Инебел, топтавшийся в задних рядах, теперь оказался в выигрыше – он быстрее всех мог очутиться дома, возле едальни с притушенным по набату очагом. Хорошо, с утра уже поставлены горшки с мучнистыми кореньями, которым большого жара не надо – в теплой золе они как раз допрели. И еще творог вчерашний…
Нет, положительно околдовал его старый Арун своей ягодой – с полудня одни срамные мысли в голове и сосание под ребрами. За спиной – костер, человек горит заживо, а на уме одна еда… Уж не потчует ли он этим зельем всех своих блюдолизов? То-то стыд потеряли, что посреди улицы жевать начали…
И словно в ответ на это воспоминание – легкий щипок за локоть. Арун! Это надо ж, при его коротеньких колесообразных ножках – догнать маляра, которого еще в детстве прозвали «ходуль-не-надо».
– Достойно и благостно внимать Неусыпным, пекущимся о пастве нерадивой! – сладко завел горшечник, с трудом ловя воздух от быстрой ходьбы. – Не воспарим и не возомним, а исполним веление, кое изречено было внятно и всеплощадно, – «смотреть без вожделения и не поучаясь»! А коли велено нам, то пойдем и посмотрим.

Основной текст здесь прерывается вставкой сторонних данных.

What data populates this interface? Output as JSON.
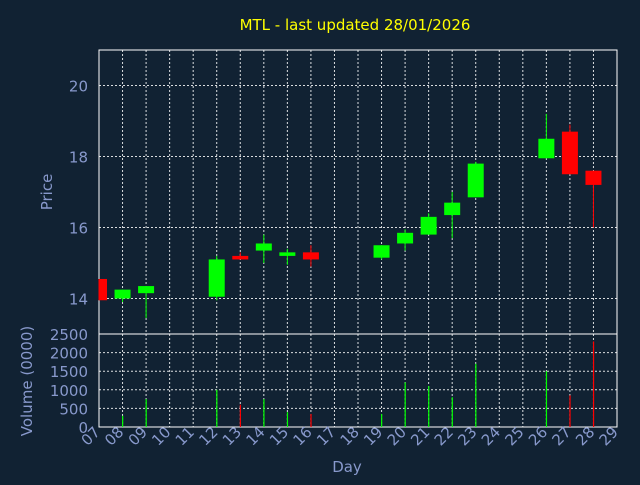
{
  "chart_data": [
    {
      "type": "candlestick",
      "title": "MTL - last updated 28/01/2026",
      "ylabel": "Price",
      "ylim": [
        13,
        21
      ],
      "yticks": [
        14,
        16,
        18,
        20
      ],
      "grid": true,
      "colors": {
        "background": "#112233",
        "title": "#ffff00",
        "axis_text": "#8899cc",
        "grid": "#ffffff",
        "up": "#00ff00",
        "down": "#ff0000"
      },
      "candles": [
        {
          "day": "07",
          "open": 14.55,
          "high": 14.55,
          "low": 13.95,
          "close": 13.95
        },
        {
          "day": "08",
          "open": 14.0,
          "high": 14.25,
          "low": 13.9,
          "close": 14.25
        },
        {
          "day": "09",
          "open": 14.15,
          "high": 14.35,
          "low": 13.45,
          "close": 14.35
        },
        {
          "day": "12",
          "open": 14.05,
          "high": 15.2,
          "low": 13.95,
          "close": 15.1
        },
        {
          "day": "13",
          "open": 15.2,
          "high": 15.3,
          "low": 15.1,
          "close": 15.1
        },
        {
          "day": "14",
          "open": 15.35,
          "high": 15.8,
          "low": 15.0,
          "close": 15.55
        },
        {
          "day": "15",
          "open": 15.2,
          "high": 15.4,
          "low": 14.95,
          "close": 15.3
        },
        {
          "day": "16",
          "open": 15.3,
          "high": 15.5,
          "low": 14.9,
          "close": 15.1
        },
        {
          "day": "19",
          "open": 15.15,
          "high": 15.5,
          "low": 15.1,
          "close": 15.5
        },
        {
          "day": "20",
          "open": 15.55,
          "high": 15.95,
          "low": 15.35,
          "close": 15.85
        },
        {
          "day": "21",
          "open": 15.8,
          "high": 16.4,
          "low": 15.8,
          "close": 16.3
        },
        {
          "day": "22",
          "open": 16.35,
          "high": 17.0,
          "low": 15.7,
          "close": 16.7
        },
        {
          "day": "23",
          "open": 16.85,
          "high": 17.85,
          "low": 16.85,
          "close": 17.8
        },
        {
          "day": "26",
          "open": 17.95,
          "high": 19.2,
          "low": 17.95,
          "close": 18.5
        },
        {
          "day": "27",
          "open": 18.7,
          "high": 18.9,
          "low": 17.5,
          "close": 17.5
        },
        {
          "day": "28",
          "open": 17.6,
          "high": 17.6,
          "low": 16.0,
          "close": 17.2
        }
      ]
    },
    {
      "type": "bar",
      "ylabel": "Volume (0000)",
      "xlabel": "Day",
      "ylim": [
        0,
        2500
      ],
      "yticks": [
        0,
        500,
        1000,
        1500,
        2000,
        2500
      ],
      "categories": [
        "07",
        "08",
        "09",
        "10",
        "11",
        "12",
        "13",
        "14",
        "15",
        "16",
        "17",
        "18",
        "19",
        "20",
        "21",
        "22",
        "23",
        "24",
        "25",
        "26",
        "27",
        "28",
        "29"
      ],
      "grid": true,
      "bars": [
        {
          "day": "07",
          "value": 0,
          "direction": "down"
        },
        {
          "day": "08",
          "value": 300,
          "direction": "up"
        },
        {
          "day": "09",
          "value": 750,
          "direction": "up"
        },
        {
          "day": "12",
          "value": 1000,
          "direction": "up"
        },
        {
          "day": "13",
          "value": 600,
          "direction": "down"
        },
        {
          "day": "14",
          "value": 750,
          "direction": "up"
        },
        {
          "day": "15",
          "value": 400,
          "direction": "up"
        },
        {
          "day": "16",
          "value": 350,
          "direction": "down"
        },
        {
          "day": "19",
          "value": 350,
          "direction": "up"
        },
        {
          "day": "20",
          "value": 1200,
          "direction": "up"
        },
        {
          "day": "21",
          "value": 1100,
          "direction": "up"
        },
        {
          "day": "22",
          "value": 800,
          "direction": "up"
        },
        {
          "day": "23",
          "value": 1700,
          "direction": "up"
        },
        {
          "day": "26",
          "value": 1500,
          "direction": "up"
        },
        {
          "day": "27",
          "value": 850,
          "direction": "down"
        },
        {
          "day": "28",
          "value": 2300,
          "direction": "down"
        }
      ]
    }
  ]
}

Инебел невольно сдержал шаг, искоса поглядывая на словоохотливого гончара. Ишь как распинается посреди улицы! И не заподозришь, что ночью, возле собственной едальни, в кругу презрительно усмехающихся сыновей и этих рыбаков-тугодумов с отвисшими челюстями уминают сокрытое от жрецов.
И вдруг до Инебела дошел смысл сказанного: Арун звал его за черту города, к Светлому обиталищу. Видно, после того, что произошло вчера, не доверял гончар даже стенам собственной глинобитной ограды.

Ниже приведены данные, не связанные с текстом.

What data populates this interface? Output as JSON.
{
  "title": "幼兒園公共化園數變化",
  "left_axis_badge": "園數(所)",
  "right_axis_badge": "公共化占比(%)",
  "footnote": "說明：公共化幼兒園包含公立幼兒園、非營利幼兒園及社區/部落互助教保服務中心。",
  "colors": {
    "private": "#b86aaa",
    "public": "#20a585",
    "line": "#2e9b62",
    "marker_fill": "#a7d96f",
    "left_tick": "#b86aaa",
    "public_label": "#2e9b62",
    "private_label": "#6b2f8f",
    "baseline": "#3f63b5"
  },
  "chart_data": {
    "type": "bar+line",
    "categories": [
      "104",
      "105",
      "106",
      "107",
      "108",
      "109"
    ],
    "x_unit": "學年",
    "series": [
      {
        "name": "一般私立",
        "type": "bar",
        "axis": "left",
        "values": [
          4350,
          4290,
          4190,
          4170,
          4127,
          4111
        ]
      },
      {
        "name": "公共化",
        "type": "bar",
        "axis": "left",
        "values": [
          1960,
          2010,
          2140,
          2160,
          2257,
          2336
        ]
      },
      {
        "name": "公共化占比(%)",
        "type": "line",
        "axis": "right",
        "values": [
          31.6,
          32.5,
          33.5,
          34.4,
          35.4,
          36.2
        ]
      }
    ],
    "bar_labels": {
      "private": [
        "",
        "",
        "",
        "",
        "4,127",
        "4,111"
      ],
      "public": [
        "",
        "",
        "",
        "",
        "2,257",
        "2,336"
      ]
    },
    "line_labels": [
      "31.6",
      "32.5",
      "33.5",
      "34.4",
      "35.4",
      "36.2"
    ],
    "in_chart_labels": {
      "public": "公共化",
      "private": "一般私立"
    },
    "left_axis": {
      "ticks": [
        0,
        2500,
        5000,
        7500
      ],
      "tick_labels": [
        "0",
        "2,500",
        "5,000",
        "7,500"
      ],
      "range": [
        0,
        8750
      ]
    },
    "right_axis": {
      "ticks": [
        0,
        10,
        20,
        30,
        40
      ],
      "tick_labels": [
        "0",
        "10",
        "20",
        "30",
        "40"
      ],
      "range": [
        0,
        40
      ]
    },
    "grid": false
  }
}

Остальную часть пути, до самого конца улицы, прошагали молча. Кажущаяся легкость, с которой Инебел нес свое худощавое тело, давалась ему через силу. Отупляющий голод и нескончаемый круговорот непривычных, свербящих мыслей довели его до изнеможения. Рядом с ним румяный, благообразный Арун выглядел праздничным сдобным колобком. Он быстро катился вниз по улице, сложив ручки под передником и придерживая ими складки круглого животика. Улица наконец оборвалась, разбегаясь множеством полевых тропинок. Те, что ныряли под невидимую стену обиталища, уже изрядно поросли травой. Арун круто забрал вправо, огибая светлый колокол, но не подходя к нему до разумной близости. Теперь Нездешние оказались совсем близко; не будь стены – сюда долетали бы искры от их костра.
– Щедро жгут, – не то с завистью, не то с укоризной проворчал горшечник. – На таком огне три обеда сготовить можно, а они, глядь, и не жарят, и не пекут. Боги!

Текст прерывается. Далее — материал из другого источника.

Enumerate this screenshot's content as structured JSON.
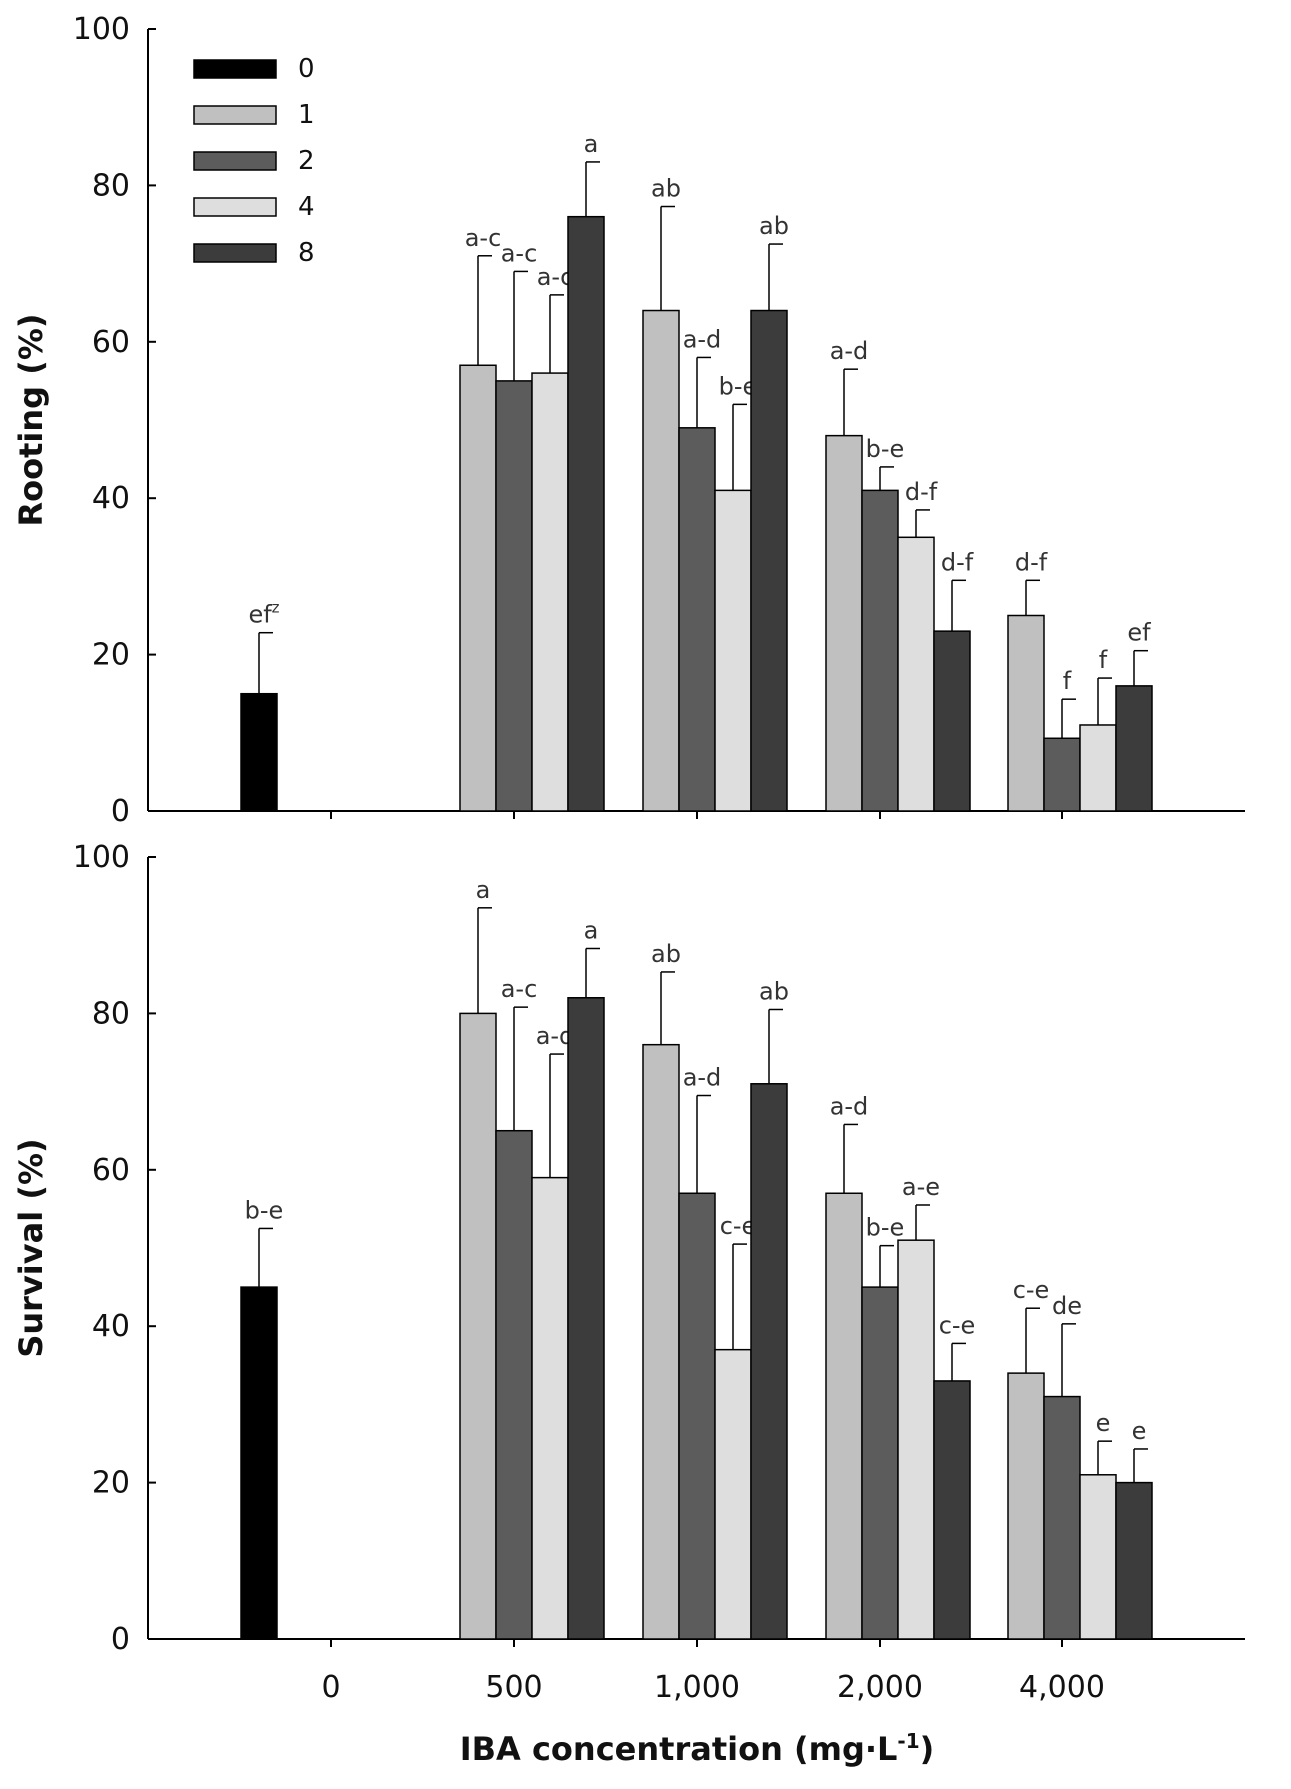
{
  "chart_data": [
    {
      "type": "bar",
      "panel": "top",
      "ylabel": "Rooting (%)",
      "ylim": [
        0,
        100
      ],
      "yticks": [
        "0",
        "20",
        "40",
        "60",
        "80",
        "100"
      ],
      "xticks": [
        "0",
        "500",
        "1,000",
        "2,000",
        "4,000"
      ],
      "show_x_tick_labels": false,
      "legend_position": "top-left",
      "grid": false,
      "series_names": [
        "0",
        "1",
        "2",
        "4",
        "8"
      ],
      "series_colors": [
        "#000000",
        "#c0c0c0",
        "#5c5c5c",
        "#dedede",
        "#3c3c3c"
      ],
      "control": {
        "series": "0",
        "category": "0",
        "value": 15,
        "error": 7.8,
        "label": "ef",
        "label_sup": "z"
      },
      "groups": [
        {
          "category": "500",
          "values": [
            57,
            55,
            56,
            76
          ],
          "errors": [
            14,
            14,
            10,
            7
          ],
          "labels": [
            "a-c",
            "a-c",
            "a-c",
            "a"
          ]
        },
        {
          "category": "1,000",
          "values": [
            64,
            49,
            41,
            64
          ],
          "errors": [
            13.3,
            9,
            11,
            8.5
          ],
          "labels": [
            "ab",
            "a-d",
            "b-e",
            "ab"
          ]
        },
        {
          "category": "2,000",
          "values": [
            48,
            41,
            35,
            23
          ],
          "errors": [
            8.5,
            3,
            3.5,
            6.5
          ],
          "labels": [
            "a-d",
            "b-e",
            "d-f",
            "d-f"
          ]
        },
        {
          "category": "4,000",
          "values": [
            25,
            9.3,
            11,
            16
          ],
          "errors": [
            4.5,
            5,
            6,
            4.5
          ],
          "labels": [
            "d-f",
            "f",
            "f",
            "ef"
          ]
        }
      ]
    },
    {
      "type": "bar",
      "panel": "bottom",
      "ylabel": "Survival (%)",
      "xlabel": "IBA concentration (mg·L",
      "xlabel_sup": "-1",
      "xlabel_close": ")",
      "ylim": [
        0,
        100
      ],
      "yticks": [
        "0",
        "20",
        "40",
        "60",
        "80",
        "100"
      ],
      "xticks": [
        "0",
        "500",
        "1,000",
        "2,000",
        "4,000"
      ],
      "show_x_tick_labels": true,
      "grid": false,
      "series_names": [
        "0",
        "1",
        "2",
        "4",
        "8"
      ],
      "series_colors": [
        "#000000",
        "#c0c0c0",
        "#5c5c5c",
        "#dedede",
        "#3c3c3c"
      ],
      "control": {
        "series": "0",
        "category": "0",
        "value": 45,
        "error": 7.5,
        "label": "b-e",
        "label_sup": ""
      },
      "groups": [
        {
          "category": "500",
          "values": [
            80,
            65,
            59,
            82
          ],
          "errors": [
            13.5,
            15.8,
            15.8,
            6.3
          ],
          "labels": [
            "a",
            "a-c",
            "a-d",
            "a"
          ]
        },
        {
          "category": "1,000",
          "values": [
            76,
            57,
            37,
            71
          ],
          "errors": [
            9.3,
            12.5,
            13.5,
            9.5
          ],
          "labels": [
            "ab",
            "a-d",
            "c-e",
            "ab"
          ]
        },
        {
          "category": "2,000",
          "values": [
            57,
            45,
            51,
            33
          ],
          "errors": [
            8.8,
            5.3,
            4.5,
            4.8
          ],
          "labels": [
            "a-d",
            "b-e",
            "a-e",
            "c-e"
          ]
        },
        {
          "category": "4,000",
          "values": [
            34,
            31,
            21,
            20
          ],
          "errors": [
            8.3,
            9.3,
            4.3,
            4.3
          ],
          "labels": [
            "c-e",
            "de",
            "e",
            "e"
          ]
        }
      ]
    }
  ],
  "legend": {
    "items": [
      {
        "label": "0",
        "color": "#000000"
      },
      {
        "label": "1",
        "color": "#c0c0c0"
      },
      {
        "label": "2",
        "color": "#5c5c5c"
      },
      {
        "label": "4",
        "color": "#dedede"
      },
      {
        "label": "8",
        "color": "#3c3c3c"
      }
    ]
  }
}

Он выбрал пригорок повыше, чтоб гадье не очень лезло на человечье тепло, присел. Жестом пригласил маляра опуститься рядом.
– Вот и посмотрим, благо велено! – уже своим, обычным и далеко не елейным голосом проговорил Арун.
Юноша присел, подтянул колени к груди, положил на них подбородок. Смотрел, насупясь. Смотреть ему было тяжело. В тесном кружке Нездешних, расположившихся возле костра, было какое-то неизъяснимое согласие, словно они пели хором удивительной красоты гимн, который ему, Инебелу, не дано было даже услышать. А когда кто-нибудь из них наклонялся или тем паче касался той, что была всех светлее, всех воздушнее и которой он не смел даже придумать имени, – тогда Инебелу казалось, что скрюченные костяные пальцы вязальцев вытягивают из него сердце вместе с печенью.
– Ну? – спросил наконец Арун.
Инебел неопределенно повел плечами:
– Грех смотреть, когда чужой дом пищу творит. Черные куски на блестящих прутьях – это мясо.
– Мясо, как и кровь, красно, – досадливо возразил гончар. – Мясо красно, мед желтоват, зерно бело. На прутках – благовония: нагревши, подносят к устам, но не едят, а нюхают. Незорок глаз твой. Но я сейчас не о том.